Thanks to “a little bit of forward thinking in 2016,” when he began to transition his first 30 acres to USDA Organic certification, Fleming secured a large Conservation Reserve Program parcel of more than 100 acres that allowed him to begin growing organic corn the following year.
“It allowed me to go all in on a large number of acres,” Fleming said.
That began his program of transitioning an additional 30 or 40 acres each year to organic.
While the harvest from those acres in transition cannot be sold as a Certified Organic product during those three transitional years, Fleming said “you can still make money. You’re treating it the same as if it was organic, but still selling it to conventional markets.”
The USDA’s most recent data on organic acreage show Certified Organic acres for crop production in Maryland have grown from 5,883 acres in 2008 to 10,298 in 2016.
Total Certified Organic acres, which includes pasture and grazing land, was 12,450 in 2016, down from its peak in 2014 at 13,978 acres.
Fleming acknowledged that converting his fields to organic is not without its risks.
“To do the transition, you have to have a long term lease of at least 10 years to get back the work and planning that goes into a transition period, because you need to know there’s a reasonable time available to gain some reward from your efforts,” Fleming said.
Yet, countered Jim Lewis, University of Maryland Extension’s principal agent for Caroline County, “the farmers I talk to aren’t convinced” about the viability of organic production.
A grain farmer himself, Lewis cited reduced yields not mitigated by increased price points, steadily declining soil nutrients year over year, and “the additional labor involved, especially if you’re doing tillage.”
Tillage practices are “the biggest issue,” Lewis added, “because we just spent the last 30 years trying to make the soil better” and protect the Chesapeake Bay from soil and nutrient runoff.
Lewis also pointed to cover cropping challenges in an orgnic system without being able to use traditional herbicides for burndown. “They’re burning off with tillage,” he said.
Bobby Taylor, Jr., owner of Taylor’s Fresh Organics in Federalsburg, Md., acknowledged organic farming can be a daunting venture for many farmers currently using conventional practices.
A fifth-generation farmer, who has been growing organic since 2010, Taylor said that successful organic farming means tweaking your management.
“With a conventional system, you can be more reactive to problems in your fields versus an organic system which requires you to be proactive and evaluate where your crops are throughout the growing season,” Taylor said.
“If you manage things well, you can offset the issues,” Taylor said.
Regarding tillage concerns, Taylor said he has achieved good results by combining minimal tillage practices — using high-speed disks tilling to a depth of four inches versus plowing to 10 or 12 inches — with cover crops.

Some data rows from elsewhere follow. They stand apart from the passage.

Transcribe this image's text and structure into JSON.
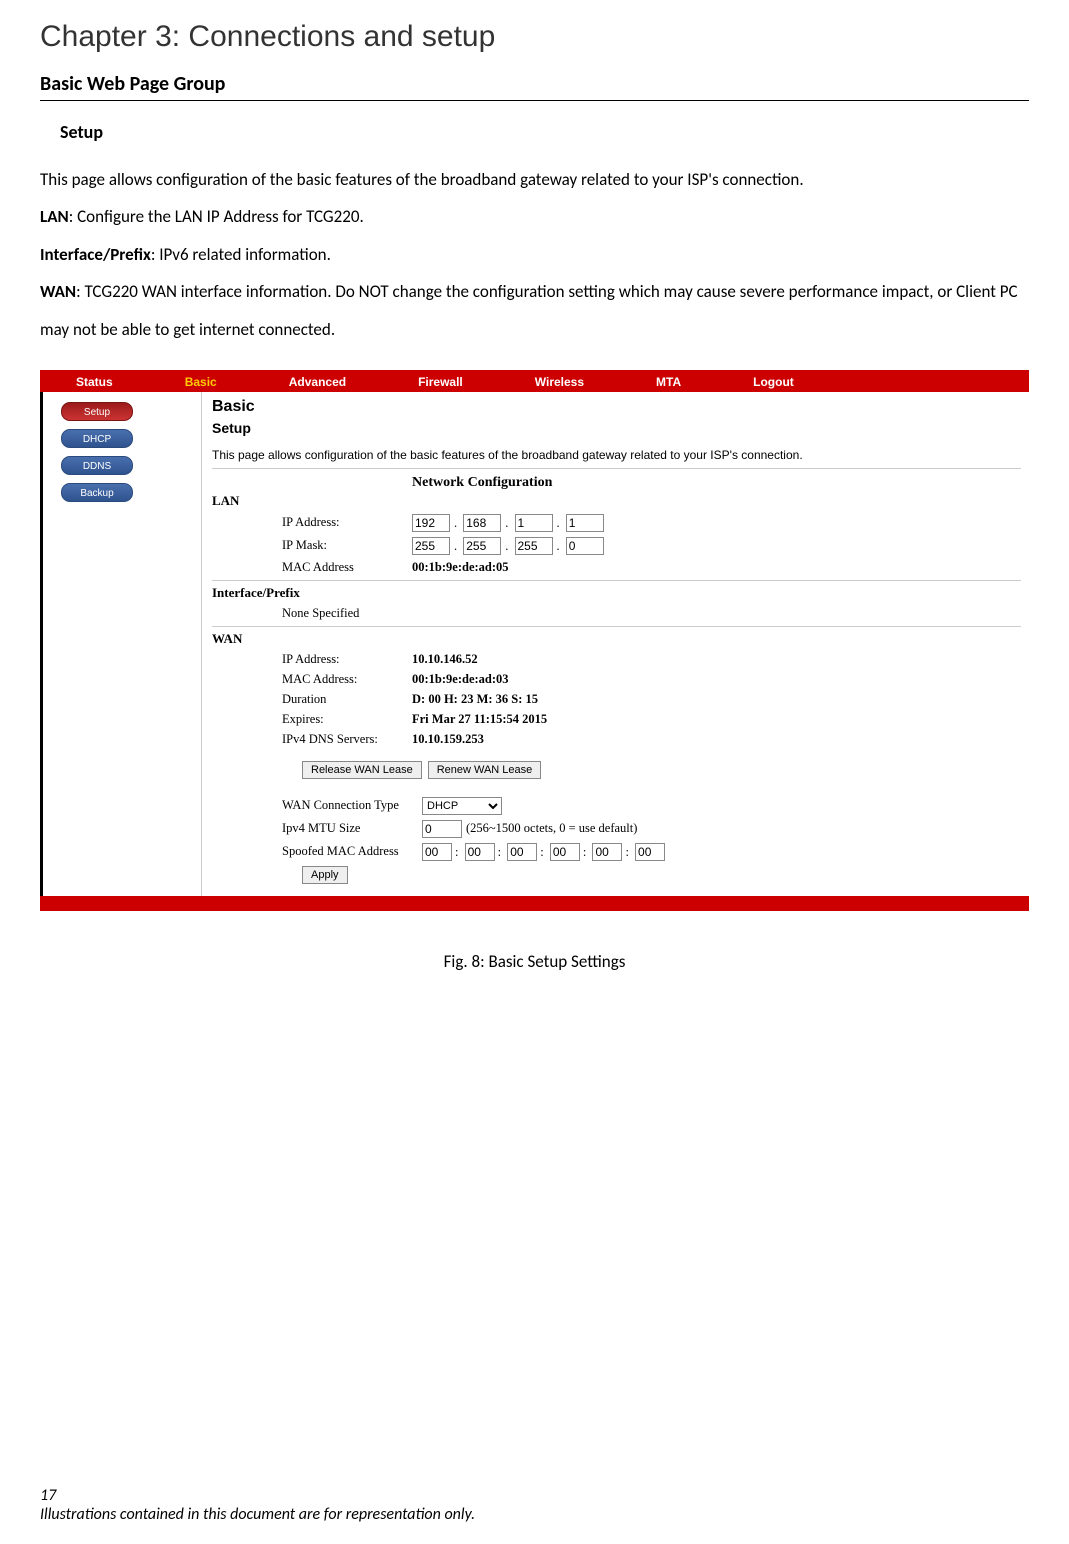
{
  "chapter": {
    "title": "Chapter 3: Connections and setup"
  },
  "section": {
    "h2": "Basic Web Page Group",
    "h3": "Setup",
    "intro": "This page allows configuration of the basic features of the broadband gateway related to your ISP's connection.",
    "lan_bold": "LAN",
    "lan_text": ": Configure the LAN IP Address for TCG220.",
    "ifp_bold": "Interface/Prefix",
    "ifp_text": ": IPv6 related information.",
    "wan_bold": "WAN",
    "wan_text": ": TCG220 WAN interface information. Do NOT change the configuration setting which may cause severe performance impact, or Client PC may not be able to get internet connected."
  },
  "screenshot": {
    "nav": [
      "Status",
      "Basic",
      "Advanced",
      "Firewall",
      "Wireless",
      "MTA",
      "Logout"
    ],
    "nav_active_index": 1,
    "sidebar": [
      {
        "label": "Setup",
        "active": true
      },
      {
        "label": "DHCP",
        "active": false
      },
      {
        "label": "DDNS",
        "active": false
      },
      {
        "label": "Backup",
        "active": false
      }
    ],
    "content": {
      "h1": "Basic",
      "h2": "Setup",
      "sub": "This page allows configuration of the basic features of the broadband gateway related to your ISP's connection.",
      "netconf_title": "Network Configuration",
      "lan": {
        "label": "LAN",
        "ip_label": "IP Address:",
        "ip": [
          "192",
          "168",
          "1",
          "1"
        ],
        "mask_label": "IP Mask:",
        "mask": [
          "255",
          "255",
          "255",
          "0"
        ],
        "mac_label": "MAC Address",
        "mac": "00:1b:9e:de:ad:05"
      },
      "ifp": {
        "label": "Interface/Prefix",
        "none": "None Specified"
      },
      "wan": {
        "label": "WAN",
        "ip_label": "IP Address:",
        "ip": "10.10.146.52",
        "mac_label": "MAC Address:",
        "mac": "00:1b:9e:de:ad:03",
        "dur_label": "Duration",
        "dur": "D: 00 H: 23 M: 36 S: 15",
        "exp_label": "Expires:",
        "exp": "Fri Mar 27 11:15:54 2015",
        "dns_label": "IPv4 DNS Servers:",
        "dns": "10.10.159.253",
        "release_btn": "Release WAN Lease",
        "renew_btn": "Renew WAN Lease",
        "conn_type_label": "WAN Connection Type",
        "conn_type_value": "DHCP",
        "mtu_label": "Ipv4 MTU Size",
        "mtu_value": "0",
        "mtu_hint": "(256~1500 octets, 0 = use default)",
        "spoof_label": "Spoofed MAC Address",
        "spoof": [
          "00",
          "00",
          "00",
          "00",
          "00",
          "00"
        ],
        "apply": "Apply"
      }
    }
  },
  "figure_caption": "Fig. 8: Basic Setup Settings",
  "footer": {
    "page": "17",
    "disclaimer": "Illustrations contained in this document are for representation only."
  }
}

Taylor said a big help in his growing system has been a practice any farmer, conventional or organic, can employ.
He lets his cover crops grow until the first week of May reaching heights of 3 to 5 feet versus the more common practice of killing cover crops in March with less growth.
While conventional farmers have herbicide options, Taylor drives over the cover crop with a roller/crimper to kill it.
Taylor said leaving the cover on the field longer creates several benefits for the coming cash crop.
Heavy spring rains this past spring provided a good example of one of those aspects, Taylor said. “Having the cover crops late meant they were absorbing the nutrients late along with the wet that bare ground wouldn’t be able to do.”
Thanks to that absorption, “keeping those cover crops late also meant we were able to get into the fields earlier to plant our cash crops.”
Another benefit of growing cover crops later and taller includes putting more organic material into the soil, which holds moisture and fosters more microorganisms.
Taylor said that letting cover crops go later also boosts the level of beneficial insects in the fields “because you’re giving them a habitat” to thrive in during the early portion of the season.
Taylor also noted that he’s been experimenting with no-till strategies with “the goal of working towards a no-till system with all of my corn acres.”
He added that because he lets his cover crop go later, the early weeds have less of a chance to emerge with his cash crops, even in his no-till field experiments.
As for yield, Taylor said the biggest challenge is the varieties of corn available for organic growers.
Fortunately, however, that has begun to change and there are more hybrid varieties available to organic farmers.
With those newer hybrids, “I’ve seen as much as a 45 bushel difference in yields for those varieties under irrigation,” Taylor said. “When it comes to yield, the potential is definitely there if you do the management.
“Though, the greater rewards come from the satisfaction of doing it well.”